Upsettingshorts wrote...
KotorEffect3 wrote...
Watch when this one is released people will whine about it even if it has everything they want and addresses their grievances with DA 2. Then the ME 3 haters will start liking it at DA 2 will be called a classic by those same people that whined about it when it came out and thus the cycle of hating new games while worshiping older games will continue. The pattern has repeated itself many times of internet gaming forums. This thread is simply a repeat of a thread that happened in the last cycle.
Yeah, the stuff ME3 does to answer the criticisms of ME2 was ignored with such speed and thoroughness by the community you'd think they got together and planned it.
It's pretty routine around here.
LegendaryBlade wrote...
One is an Tactical RPG the other is an Action RPG that's nearly a beat em up.
Define the ways in which the combat mechanics are different in Dragon Age 2 when compared to Dragon Age: Origins. Be thorough, and show your work.
Sure thing professor. Dragonage 2 works on a very much higher-spawn rate lower-health system that gives it more of a 'wave' formula than the original had. Instead of pausing a fight when the encounter begins and positioning or formulating a strategy the majority of the time is spent targeting and focus firing an enemy, which occasional heals and AoEs spread through out the fight.

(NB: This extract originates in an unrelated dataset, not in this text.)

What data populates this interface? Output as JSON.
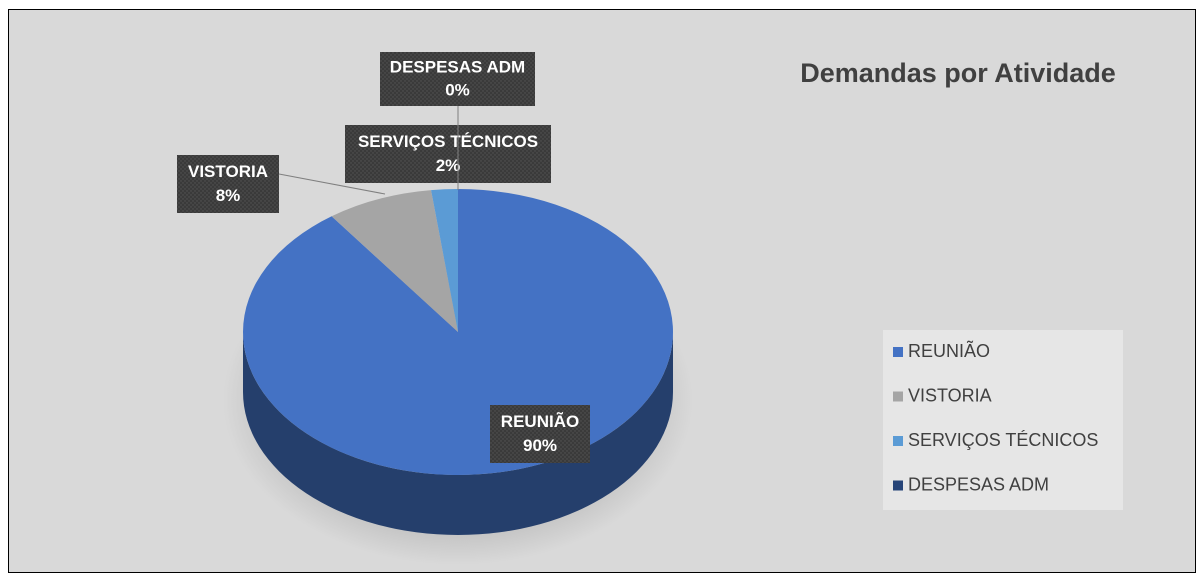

The random spawn point generation makes positioning entirely useless. Often times backstabbers and rogues will randomly spawn behind party members, and they don't seem to follow any logical progression. The way combat functions relies a lot less on skill use, even as a mage you'll usually find a niche of three or four spells that you use in succession while watching cooldowns.
The way armor functions reduces a huge amount of thought process that goes in to putfitting and preparing characters, and how you want them to play or function. Lets compare a regular fight in DA:O wil one of DA2. The engagement begins, most players immediately pause the game and consider positioning, where and what the enemies are, etc very quickly before assigning how they want character to work. Due to the higher difficulty, fights will be a lot harder without that. You may assign your mages and rogues to the back row (backrow, of course, not even existing in DA2) and put your fighters up front. There's also a lot more consideration in party build. Two mage two frontline, three mage one warrior, etc etc.
In DA2 a fight will start, you'll usually target whatever enemy is the most immediate or highest thread, and will just begin tapping skills on cooldown and hack-n-slashing. I went through my entire first playthru(on hard) and only ever switched to my companions when they were dying. Which was incredibly rare.